Revue

Panser le tribalisme par la philosophie dès l’école primaire au Cameroun

La question des enjeux de l’apprentissage du philosopher dès l’école primaire dans la lutte contre le tribalisme ne s’est pas encore constituée en objet de recherche au Cameroun. Des recherches sur les stratégies à mettre sur pied pour lutter efficacement contre ce phénomène n’ont pas interrogé la place de la philosophie avec les enfants dans ce combat. Nous voulons à travers cette recherche apporter notre contribution aux réflexions sur le rôle capital que peut jouer la pratique de la philosophie avec les enfants dans lutte contre le tribalisme. La présente étude constitue une première tentative et a comme problématique : En quoi l’apprentissage du philosopher dès l’école primaire est-elle un moyen efficace de lutte contre le tribalisme ? Pour mieux cerner cette problématique, nous nous proposons trois objectifs : a) montrer comment dans la tribalité au Cameroun, il y a un tribalisme implicite exprimé par les individus ; b) montrer l’importance d’éduquer à l’amour de l’autre dès l’enfance ; c) montrer en quoi la pratique de la philosophie avec les enfants est un moyen d’éduquer le cœur de l’enfant, condition pour lutter contre le tribalisme et ses effets pervers.

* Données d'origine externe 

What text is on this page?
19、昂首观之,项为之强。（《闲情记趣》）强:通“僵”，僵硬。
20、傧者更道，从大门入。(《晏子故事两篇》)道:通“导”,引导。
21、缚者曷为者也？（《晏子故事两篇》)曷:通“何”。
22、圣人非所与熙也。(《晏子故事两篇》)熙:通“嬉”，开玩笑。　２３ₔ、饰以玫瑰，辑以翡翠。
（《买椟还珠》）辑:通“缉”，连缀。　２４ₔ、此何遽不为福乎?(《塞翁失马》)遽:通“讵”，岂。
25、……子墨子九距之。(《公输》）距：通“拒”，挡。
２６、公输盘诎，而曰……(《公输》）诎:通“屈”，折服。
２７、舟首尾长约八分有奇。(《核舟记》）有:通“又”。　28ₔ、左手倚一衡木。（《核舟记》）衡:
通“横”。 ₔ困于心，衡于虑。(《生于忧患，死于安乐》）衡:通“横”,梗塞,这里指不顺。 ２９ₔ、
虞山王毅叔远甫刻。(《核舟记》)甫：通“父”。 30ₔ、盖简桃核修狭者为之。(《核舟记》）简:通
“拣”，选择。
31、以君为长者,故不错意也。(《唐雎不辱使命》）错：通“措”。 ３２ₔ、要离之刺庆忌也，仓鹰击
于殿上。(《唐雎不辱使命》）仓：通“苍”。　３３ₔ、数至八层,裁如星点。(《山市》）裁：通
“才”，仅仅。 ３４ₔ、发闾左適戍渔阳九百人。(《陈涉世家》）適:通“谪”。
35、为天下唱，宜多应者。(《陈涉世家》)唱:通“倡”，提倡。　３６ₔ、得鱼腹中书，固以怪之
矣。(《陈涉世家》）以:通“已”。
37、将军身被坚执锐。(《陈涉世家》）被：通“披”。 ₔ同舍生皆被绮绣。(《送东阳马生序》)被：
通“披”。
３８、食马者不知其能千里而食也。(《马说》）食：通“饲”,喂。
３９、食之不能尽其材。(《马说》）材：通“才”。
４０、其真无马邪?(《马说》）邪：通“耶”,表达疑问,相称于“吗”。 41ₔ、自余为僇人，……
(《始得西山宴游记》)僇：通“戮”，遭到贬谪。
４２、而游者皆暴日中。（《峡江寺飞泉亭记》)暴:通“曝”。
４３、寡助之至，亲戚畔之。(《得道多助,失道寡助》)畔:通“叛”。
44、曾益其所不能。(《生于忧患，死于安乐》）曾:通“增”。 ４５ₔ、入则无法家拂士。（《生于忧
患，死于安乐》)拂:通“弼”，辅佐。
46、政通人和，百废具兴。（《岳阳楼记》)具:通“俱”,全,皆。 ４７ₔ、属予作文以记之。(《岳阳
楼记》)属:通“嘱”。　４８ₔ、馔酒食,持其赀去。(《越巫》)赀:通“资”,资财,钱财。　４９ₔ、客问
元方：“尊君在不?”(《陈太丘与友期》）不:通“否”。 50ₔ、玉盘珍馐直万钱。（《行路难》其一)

Le phénomène le plus répandu dans la plupart des pays où l’on retrouve une multitude de tribus est le tribalisme. A tort ou à raison, nous croyons pouvoir mettre un terme à ce phénomène. Cependant, malgré les stratégies mises sur pieds, nous assistons toujours dans les faits, à une recrudescence des actes de tribalisme au point où nous sommes en droit de nous demander s’il s’agit d’un phénomène naturel ou culturel. Si la question se pose avec une telle facilité, la réponse n’est pas si évidente quand on sait qu’il y a des individus qui manifestement posent des actes d’intérêt général. Poser des actes dans l’intérêt général ne peut nous amener à soutenir que le sujet agissant n’est pas tribaliste. Une telle affirmation conduit à une redéfinition du tribalisme. Cette redéfinition nous amènera à lever le voile qui cache le tribalisme derrière une prétendue tribalité soutenue par les individus au quotidien. La dernière partie sera consacrée à une tentative de résolution du problème à partir de l’éducation au primaire grâce à l’introduction de l’apprentissage du philosopher avec les enfants.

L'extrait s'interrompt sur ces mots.